Because he is, through his embroidery work, carrying on the legacies of the artists of many centuries ago, some of whom remain nameless and faceless in history, Georgiev works on these portraits with almost a religious ardor.
“I am praying while I work, and after I have finished a piece, I try to have only good and positive thoughts,” he said.
“This is a dress from Macedonia, in northern Greece, where Alexander the Great comes from,” said Kyris, pointing to a portrait of a costume from Roumlouki, Macedonia, dated to the 19th century. “What they say about this part of the region is that, while Alexander the Great ruled the area, he was always away with all the army and the men. So since it was up to many women to keep the villages safe, he would give them helmet and armors to use in defending their hometowns. That is why in this portrait, we see that the traditional head garment takes after the look of a helmet.”
Placed far within the exhibition room but visible from the entry is the portrait of Kyra Frosini, or Lady Phrosyne, whose standing up to the Ottoman empire, to eventually face execution, has made her a national martyr among the Greeks for centuries.
Her dress, weighing some 30 kilograms (66 pounds), was worn by Mastrogianni in a studio created within the walls of the National Historical Museum in Athens last year.

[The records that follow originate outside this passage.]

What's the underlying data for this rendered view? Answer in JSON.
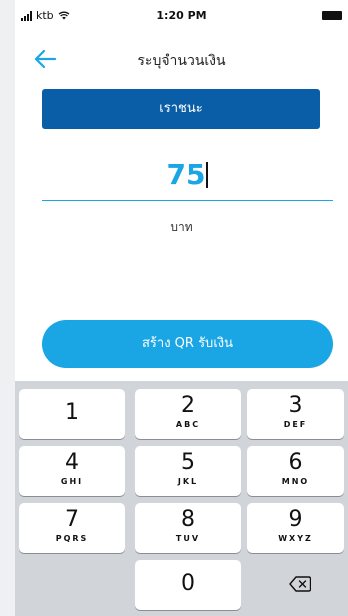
{
  "status_bar": {
    "carrier": "ktb",
    "time": "1:20 PM"
  },
  "nav": {
    "title": "ระบุจำนวนเงิน",
    "back_icon": "arrow-left-icon"
  },
  "account": {
    "name": "เราชนะ"
  },
  "amount": {
    "value": "75",
    "currency": "บาท"
  },
  "action": {
    "label": "สร้าง QR รับเงิน"
  },
  "keypad": {
    "keys": [
      {
        "num": "1",
        "letters": ""
      },
      {
        "num": "2",
        "letters": "ABC"
      },
      {
        "num": "3",
        "letters": "DEF"
      },
      {
        "num": "4",
        "letters": "GHI"
      },
      {
        "num": "5",
        "letters": "JKL"
      },
      {
        "num": "6",
        "letters": "MNO"
      },
      {
        "num": "7",
        "letters": "PQRS"
      },
      {
        "num": "8",
        "letters": "TUV"
      },
      {
        "num": "9",
        "letters": "WXYZ"
      },
      {
        "num": "0",
        "letters": ""
      }
    ],
    "delete_icon": "backspace-icon"
  },
  "colors": {
    "accent": "#1aa5e4",
    "banner": "#0a5ea8",
    "keypad_bg": "#d1d4d9"
  }
}
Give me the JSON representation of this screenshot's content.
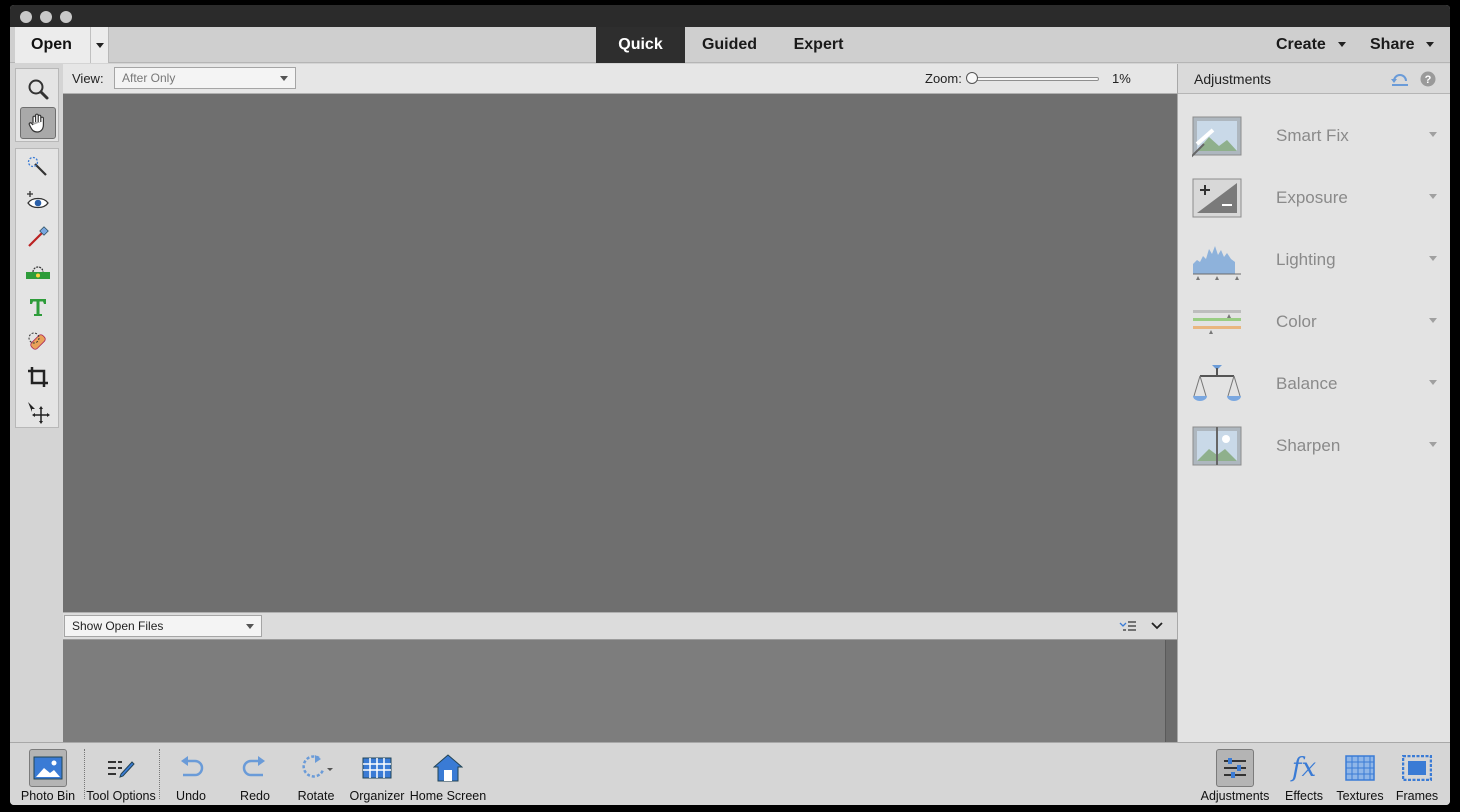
{
  "topbar": {
    "open_label": "Open",
    "tabs": [
      "Quick",
      "Guided",
      "Expert"
    ],
    "active_tab": "Quick",
    "create_label": "Create",
    "share_label": "Share"
  },
  "tools": [
    {
      "icon": "zoom-icon"
    },
    {
      "icon": "hand-icon",
      "selected": true
    },
    {
      "icon": "quick-selection-icon"
    },
    {
      "icon": "red-eye-icon"
    },
    {
      "icon": "whiten-teeth-icon"
    },
    {
      "icon": "straighten-icon"
    },
    {
      "icon": "type-icon"
    },
    {
      "icon": "spot-healing-icon"
    },
    {
      "icon": "crop-icon"
    },
    {
      "icon": "move-icon"
    }
  ],
  "options_bar": {
    "view_label": "View:",
    "view_value": "After Only",
    "zoom_label": "Zoom:",
    "zoom_value": "1%",
    "zoom_level": 0.01
  },
  "bin": {
    "dropdown_value": "Show Open Files"
  },
  "panel": {
    "title": "Adjustments",
    "items": [
      {
        "label": "Smart Fix",
        "icon": "smart-fix-icon"
      },
      {
        "label": "Exposure",
        "icon": "exposure-icon"
      },
      {
        "label": "Lighting",
        "icon": "lighting-icon"
      },
      {
        "label": "Color",
        "icon": "color-icon"
      },
      {
        "label": "Balance",
        "icon": "balance-icon"
      },
      {
        "label": "Sharpen",
        "icon": "sharpen-icon"
      }
    ]
  },
  "bottom": {
    "left": [
      {
        "label": "Photo Bin",
        "icon": "photo-bin-icon"
      },
      {
        "label": "Tool Options",
        "icon": "tool-options-icon"
      },
      {
        "label": "Undo",
        "icon": "undo-icon"
      },
      {
        "label": "Redo",
        "icon": "redo-icon"
      },
      {
        "label": "Rotate",
        "icon": "rotate-icon"
      },
      {
        "label": "Organizer",
        "icon": "organizer-icon"
      },
      {
        "label": "Home Screen",
        "icon": "home-icon"
      }
    ],
    "right": [
      {
        "label": "Adjustments",
        "icon": "adjustments-icon"
      },
      {
        "label": "Effects",
        "icon": "effects-icon"
      },
      {
        "label": "Textures",
        "icon": "textures-icon"
      },
      {
        "label": "Frames",
        "icon": "frames-icon"
      }
    ]
  },
  "colors": {
    "canvas": "#6f6f6f",
    "active_tab": "#2e2e2e",
    "icon_blue": "#3a7bd5"
  }
}
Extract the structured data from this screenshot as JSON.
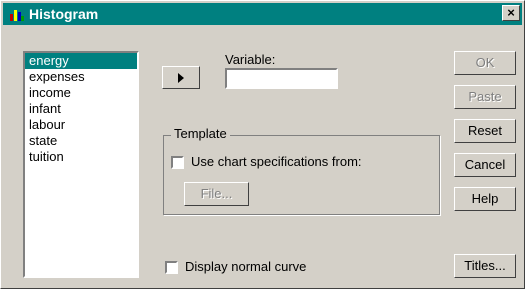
{
  "window": {
    "title": "Histogram",
    "close_glyph": "×"
  },
  "source_list": {
    "items": [
      "energy",
      "expenses",
      "income",
      "infant",
      "labour",
      "state",
      "tuition"
    ],
    "selected": "energy"
  },
  "variable": {
    "label": "Variable:",
    "value": ""
  },
  "template": {
    "group_label": "Template",
    "use_chart_spec_label": "Use chart specifications from:",
    "use_chart_spec_checked": false,
    "file_button": "File..."
  },
  "display_normal_curve": {
    "label": "Display normal curve",
    "checked": false
  },
  "buttons": {
    "ok": "OK",
    "paste": "Paste",
    "reset": "Reset",
    "cancel": "Cancel",
    "help": "Help",
    "titles": "Titles..."
  },
  "colors": {
    "titlebar": "#008080",
    "selection": "#008080",
    "dialog_face": "#d4d0c8"
  },
  "icons": {
    "app": "histogram-app-icon",
    "move": "right-arrow-icon"
  }
}
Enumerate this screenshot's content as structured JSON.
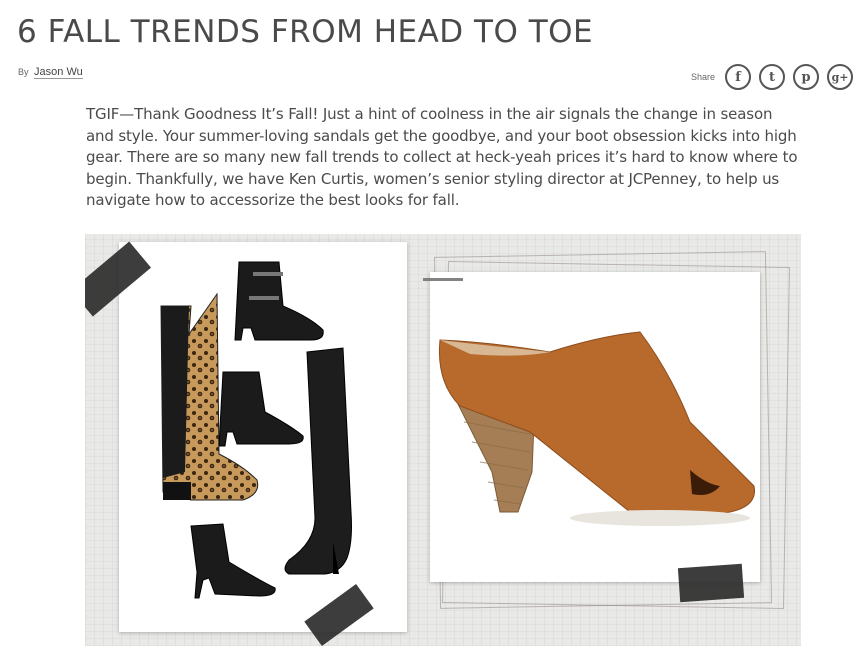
{
  "article": {
    "title": "6 FALL TRENDS FROM HEAD TO TOE",
    "byline_prefix": "By",
    "author": "Jason Wu",
    "intro": "TGIF—Thank Goodness It’s Fall! Just a hint of coolness in the air signals the change in season and style. Your summer-loving sandals get the goodbye, and your boot obsession kicks into high gear. There are so many new fall trends to collect at heck-yeah prices it’s hard to know where to begin. Thankfully, we have Ken Curtis, women’s senior styling director at JCPenney, to help us navigate how to accessorize the best looks for fall."
  },
  "share": {
    "label": "Share",
    "icons": [
      {
        "name": "facebook-icon",
        "glyph": "f"
      },
      {
        "name": "twitter-icon",
        "glyph": "t"
      },
      {
        "name": "pinterest-icon",
        "glyph": "p"
      },
      {
        "name": "googleplus-icon",
        "glyph": "g+"
      }
    ]
  },
  "colors": {
    "boot_black": "#1b1b1b",
    "leopard": "#b98a4e",
    "mule_tan": "#b8692c",
    "heel_wood": "#a57e55"
  }
}
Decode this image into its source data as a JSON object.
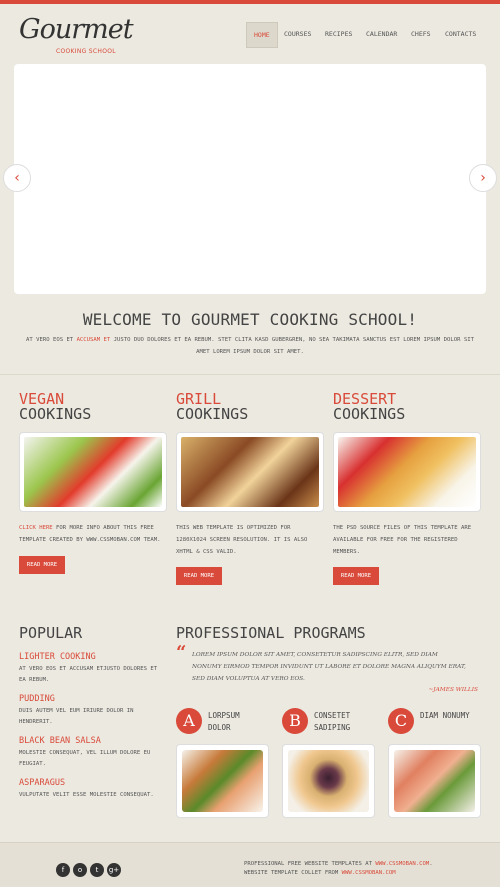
{
  "logo": {
    "name": "Gourmet",
    "tagline": "COOKING SCHOOL"
  },
  "nav": [
    {
      "label": "HOME",
      "active": true
    },
    {
      "label": "COURSES"
    },
    {
      "label": "RECIPES"
    },
    {
      "label": "CALENDAR"
    },
    {
      "label": "CHEFS"
    },
    {
      "label": "CONTACTS"
    }
  ],
  "slider": {
    "prev_icon": "chevron-left-icon",
    "next_icon": "chevron-right-icon"
  },
  "welcome": {
    "title": "WELCOME TO GOURMET COOKING SCHOOL!",
    "intro_pre": "AT VERO EOS ET ",
    "intro_link": "ACCUSAM ET",
    "intro_post": " JUSTO DUO DOLORES ET EA REBUM. STET CLITA KASD GUBERGREN, NO SEA TAKIMATA SANCTUS EST LOREM IPSUM DOLOR SIT AMET LOREM IPSUM DOLOR SIT AMET."
  },
  "features": [
    {
      "title1": "VEGAN",
      "title2": "COOKINGS",
      "text_link": "CLICK HERE",
      "text": " FOR MORE INFO ABOUT THIS FREE TEMPLATE CREATED BY WWW.CSSMOBAN.COM TEAM.",
      "button": "READ MORE"
    },
    {
      "title1": "GRILL",
      "title2": "COOKINGS",
      "text_link": "",
      "text": "THIS WEB TEMPLATE IS OPTIMIZED FOR 1280X1024 SCREEN RESOLUTION. IT IS ALSO XHTML & CSS VALID.",
      "button": "READ MORE"
    },
    {
      "title1": "DESSERT",
      "title2": "COOKINGS",
      "text_link": "",
      "text": "THE PSD SOURCE FILES OF THIS TEMPLATE ARE AVAILABLE FOR FREE FOR THE REGISTERED MEMBERS.",
      "button": "READ MORE"
    }
  ],
  "popular": {
    "title": "POPULAR",
    "items": [
      {
        "heading": "LIGHTER COOKING",
        "text": "AT VERO EOS ET ACCUSAM ETJUSTO DOLORES ET EA REBUM."
      },
      {
        "heading": "PUDDING",
        "text": "DUIS AUTEM VEL EUM IRIURE DOLOR IN HENDRERIT."
      },
      {
        "heading": "BLACK BEAN SALSA",
        "text": "MOLESTIE CONSEQUAT, VEL ILLUM DOLORE EU FEUGIAT."
      },
      {
        "heading": "ASPARAGUS",
        "text": "VULPUTATE VELIT ESSE MOLESTIE CONSEQUAT."
      }
    ]
  },
  "programs": {
    "title": "PROFESSIONAL PROGRAMS",
    "quote": "LOREM IPSUM DOLOR SIT AMET, CONSETETUR SADIPSCING ELITR, SED DIAM NONUMY EIRMOD TEMPOR INVIDUNT UT LABORE ET DOLORE MAGNA ALIQUYM ERAT, SED DIAM VOLUPTUA AT VERO EOS.",
    "author": "~JAMES WILLIS",
    "cards": [
      {
        "letter": "A",
        "label1": "LORPSUM",
        "label2": "DOLOR"
      },
      {
        "letter": "B",
        "label1": "CONSETET",
        "label2": "SADIPING"
      },
      {
        "letter": "C",
        "label1": "DIAM NONUMY",
        "label2": ""
      }
    ]
  },
  "footer": {
    "social": [
      "f",
      "o",
      "t",
      "g+"
    ],
    "line1_pre": "PROFESSIONAL FREE WEBSITE TEMPLATES AT ",
    "line1_link": "WWW.CSSMOBAN.COM",
    "line1_post": ".",
    "line2_pre": "WEBSITE TEMPLATE COLLET FROM ",
    "line2_link": "WWW.CSSMOBAN.COM"
  },
  "colors": {
    "accent": "#d94a3a",
    "background": "#ece9e0"
  }
}
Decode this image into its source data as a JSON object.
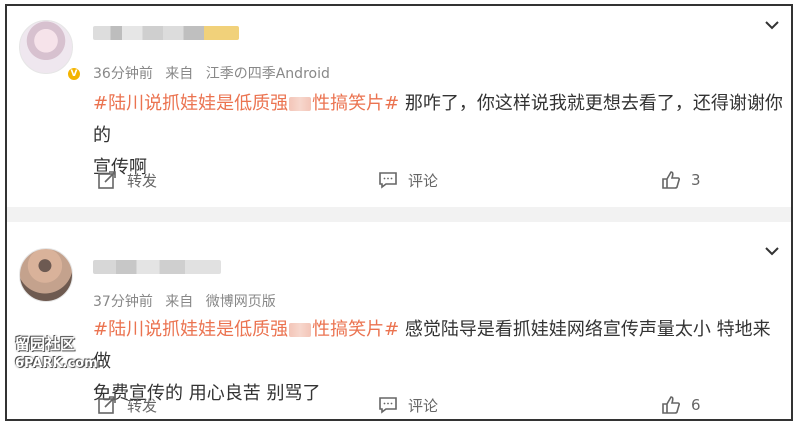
{
  "posts": [
    {
      "time": "36分钟前",
      "source_prefix": "来自",
      "source": "江季の四季Android",
      "topic_prefix": "#陆川说抓娃娃是低质强",
      "topic_suffix": "性搞笑片#",
      "body_line1": "那咋了，你这样说我就更想去看了，还得谢谢你的",
      "body_line2": "宣传啊",
      "forward_label": "转发",
      "comment_label": "评论",
      "like_count": "3"
    },
    {
      "time": "37分钟前",
      "source_prefix": "来自",
      "source": "微博网页版",
      "topic_prefix": "#陆川说抓娃娃是低质强",
      "topic_suffix": "性搞笑片#",
      "body_line1": " 感觉陆导是看抓娃娃网络宣传声量太小 特地来做",
      "body_line2": "免费宣传的 用心良苦 别骂了",
      "forward_label": "转发",
      "comment_label": "评论",
      "like_count": "6"
    }
  ],
  "watermark": {
    "line1": "留园社区",
    "line2": "6PARK.com"
  },
  "icons": {
    "expand": "chevron-down-icon",
    "forward": "forward-icon",
    "comment": "comment-icon",
    "like": "like-icon",
    "verified": "verified-badge-icon"
  },
  "colors": {
    "topic": "#eb7350",
    "meta": "#888888",
    "verified": "#f4b400"
  }
}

“It is the oldest surviving dress in all of Europe, dating back to the 18th century,” said Kourdoglanian. “Again, you can see it in the eyes of the model, the way they were captured in photograph, a sense of what Greece went through – a time period of nothingness under the rule of the Ottomans after seeing the heyday of Byzantium. That is why many Greeks today stand with the people of Ukraine, that is why many Greeks came to aid Korea when the war broke out here. And it is the same with the Korean people – we see flags of Ukraine being put up throughout Seoul. We carry the same spirit, the same heart.”
The exhibition, which has toured 80 pieces and is a growing project, may not have come to Seoul had it not been for Greek Ambassador Ekaterini Loupas.
“I knew I had to bring the exhibition to Korea once I saw it,” she said in meeting with the press at the Greek Embassy in Seoul on March 24. “Sixty years of diplomatic relations between the Hellenic Republic and the Republic of Korea is an important milestone on our common path and I could not think of a better way to commemorate this anniversary than an exhibition that offers an innovative interpretation of our tradition.”
They could come to include an interpretation of the Korean traditional dresses by Kyris and Georgiev.
“We are thinking of possibly working on Korean traditional outfit in the future,” said Kyris, adding that he and Georgiev were inspired when they visited the folk museum in central Seoul earlier in the day.
The exhibition, open at the gallery through June 3, is open every Monday to Saturday from 10 a.m. to 7 p.m.